Managing the Security Cooperation Enterprise: Resourcing and Building a Profession

  • Published
  • By DSCU & Office of the Assistant Secretary of Defense for Strategies, Plans, and Capabilities

 

Specialized knowledge, skills, and mindsets are necessary for effective security cooperation. However, efforts to develop the security cooperation workforce face significant challenges, including disagreement over what constitutes expertise and a manning system that often treats security cooperation as a temporary assignment rather than a career path. Building a professional, competent, and unified workforce requires understanding the qualities that define exceptional security cooperation practitioners and the barriers to professional development, competency-based education, and strategic retention. It also necessitates identifying how to shift from a culture of compliance and “box checking,” where success is measured by task completion, to a professional culture that emphasizes strategic outcomes, critical thinking, continuous improvement, specialized expertise, and collaboration.

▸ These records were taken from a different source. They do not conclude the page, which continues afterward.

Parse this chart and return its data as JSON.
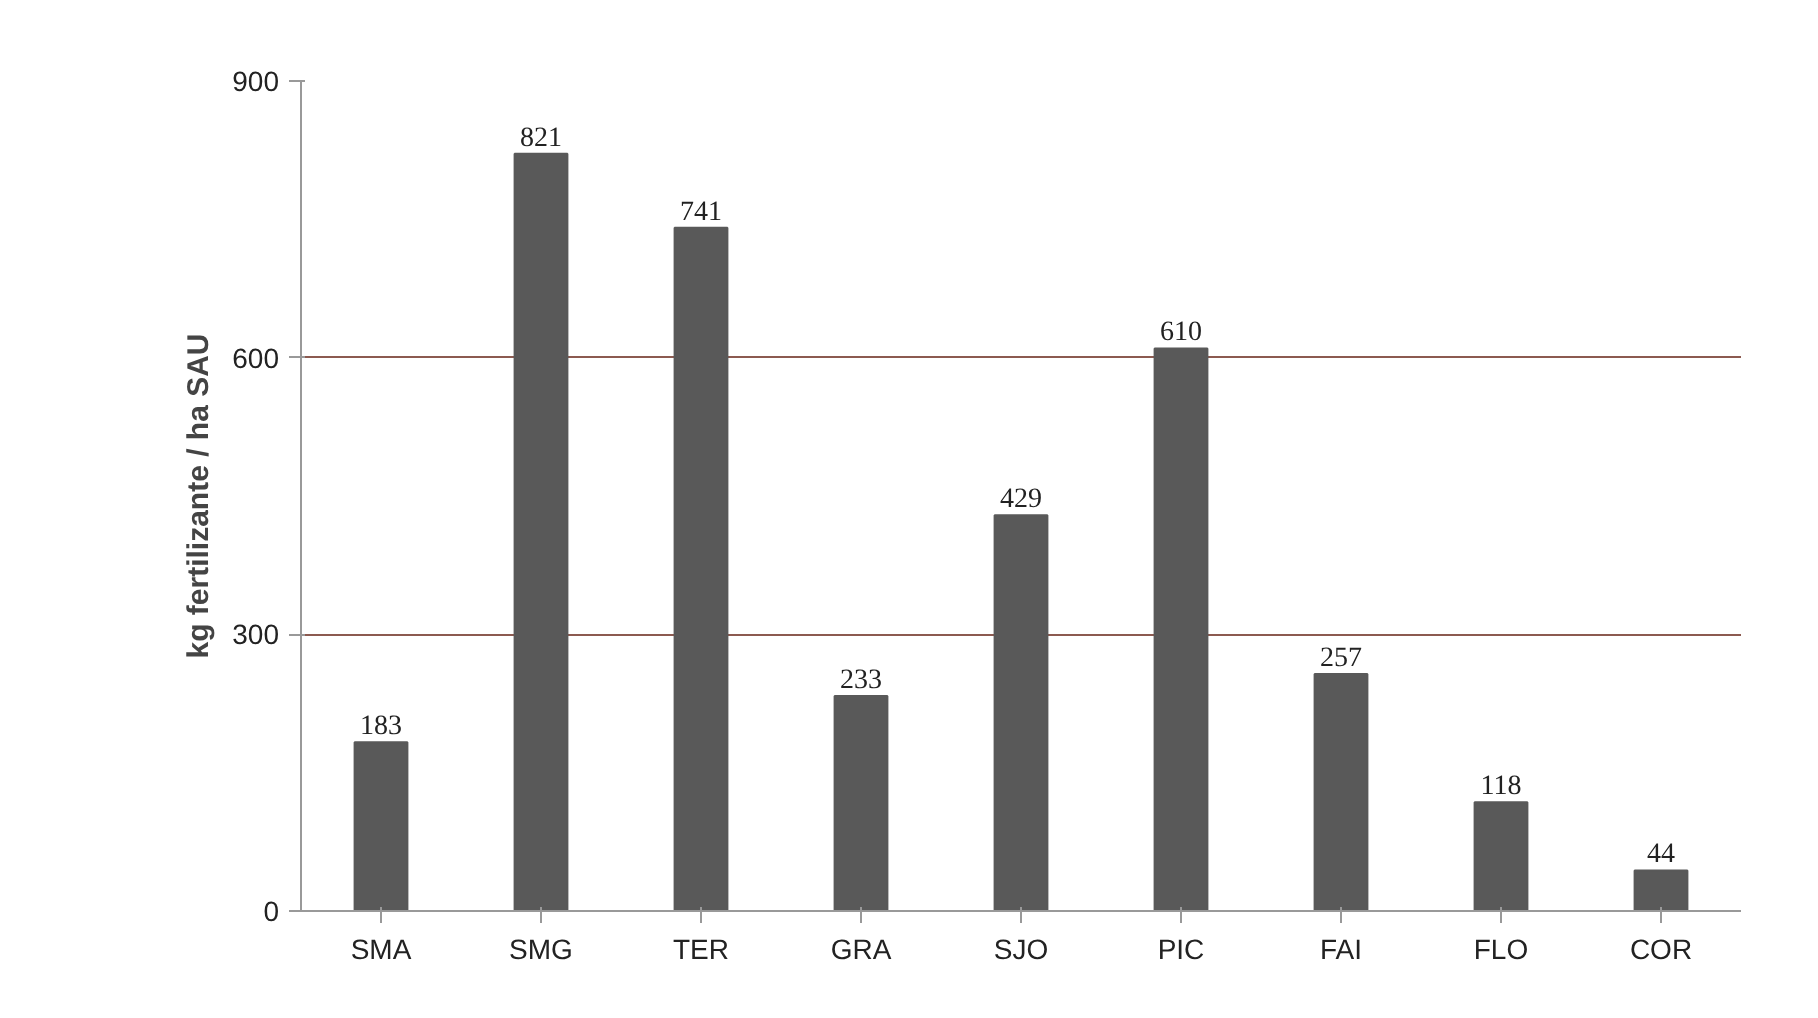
{
  "chart_data": {
    "type": "bar",
    "ylabel": "kg fertilizante / ha SAU",
    "categories": [
      "SMA",
      "SMG",
      "TER",
      "GRA",
      "SJO",
      "PIC",
      "FAI",
      "FLO",
      "COR"
    ],
    "values": [
      183,
      821,
      741,
      233,
      429,
      610,
      257,
      118,
      44
    ],
    "color": "#595959",
    "ylim": [
      0,
      900
    ],
    "yticks": [
      0,
      300,
      600,
      900
    ],
    "grid": "y",
    "data_labels": true
  }
}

To effectively overcome these challenges and build this enterprise, what approaches work best to plan and resource multi-year Security Cooperation strategies, bridge gaps, and deliver a professional, diversified, and right-sized Security Cooperation workforce?

 

 

  • Stuard, Maj. Kathryn L., "Cooperate to Outcompete: Security Cooperation Impacts on Grey-Zone Conflict in the Indo-Pacific," AFGC thesis, 2025.
    • Stuard addresses this question by critiquing the USAF's standard two-to-four-year Permanent Change of Station (PCS) cycles, which prioritize creating broadly adaptable Airmen but fail to build the deep regional expertise required to navigate the complexities of the Indo-Pacific theater. To deliver a right-sized, professional workforce capable of outcompeting China, she recommends extending PCS assignments for security cooperation personnel to five to seven years and establishing regional specialization tracks that focus on local languages, cultures, and policy education. By incentivizing these longer assignments and tailoring career paths to allow Airmen to rotate consistently within the region, Stuard asserts that the USAF can foster the trust, continuity, and strategic acumen needed to develop enduring, multi-year relationships with regional partners.